65 fashion brands back tax cuts to boost resale and repair
More than 69 fashion groups are pushing tax cuts for resale and repair, arguing circular fashion cannot scale while governments keep taxing it like a side business.

A rare coalition of fashion’s old guard and resale’s fast-growing platforms is pressing governments to change the economics of circular fashion. Stella McCartney, H&M Group, Inditex, Vivobarefoot, Amer Sports, Arc’teryx, Ecoalf, ThredUp, Vestiaire Collective and Vinted are among 69 fashion and textile organizations backing a policy statement from the Ellen MacArthur Foundation that treats resale and repair as a serious industrial market, not a niche virtue signal.
The ask is blunt. In the European Union, the coalition wants lower VAT and lower labor taxes. In the United States and Canada, it wants sales tax removed from resold products and repair services, along with labor tax credits for the jobs that keep clothing moving through the economy. The foundation says the current system is “stacked against” circular business models, even though resale and repair can extend the life of garments, cut waste and support local work in sorting, logistics, alterations and retail.

The prize is large enough to explain why so many different players signed on. The foundation says targeted policy changes could push gross profit margins as high as 55 percent for resale and 41 percent for repair. H&M Group says Ellen MacArthur Foundation research points to $700 billion in potential value from resale and repair by 2030, with those businesses reaching as much as 23 percent of the global fashion market.
That scale matters because the coalition is broader than apparel labels alone. Alongside designers and global chains are secondhand marketplaces and sector groups, a mix that signals how much the resale economy has matured. Leyla Ertur, H&M Group’s sustainability chief, said resale keeps products in use while meeting demand for affordable and sustainable choices, but remains economically penalized under the current rules.
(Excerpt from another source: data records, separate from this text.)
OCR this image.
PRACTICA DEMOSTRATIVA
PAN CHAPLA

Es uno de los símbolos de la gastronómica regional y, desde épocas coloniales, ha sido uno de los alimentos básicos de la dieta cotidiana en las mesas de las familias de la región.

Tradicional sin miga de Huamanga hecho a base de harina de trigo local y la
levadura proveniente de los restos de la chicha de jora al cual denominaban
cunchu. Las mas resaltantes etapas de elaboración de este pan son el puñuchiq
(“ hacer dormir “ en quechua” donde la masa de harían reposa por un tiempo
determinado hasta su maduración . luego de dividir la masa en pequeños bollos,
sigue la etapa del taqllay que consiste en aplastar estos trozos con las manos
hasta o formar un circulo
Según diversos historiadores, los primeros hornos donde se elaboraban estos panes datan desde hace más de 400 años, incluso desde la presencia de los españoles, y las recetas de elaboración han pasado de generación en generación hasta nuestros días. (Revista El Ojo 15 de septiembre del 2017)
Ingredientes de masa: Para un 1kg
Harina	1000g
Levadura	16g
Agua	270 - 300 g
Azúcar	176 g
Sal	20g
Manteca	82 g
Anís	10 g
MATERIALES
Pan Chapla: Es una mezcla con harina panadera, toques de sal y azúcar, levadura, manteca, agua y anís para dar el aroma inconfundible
The push builds on the Ellen MacArthur Foundation’s Fashion ReModel initiative, launched in 2024 and later supported by H&M Foundation, which was designed to help brands earn money from rental, repair, resale and remake rather than relying only on new garment production. If governments leave the tax structure untouched, the advantage stays with the linear model. If they move, repair shops, resale platforms and the workers who keep clothes in circulation finally get a fighting chance.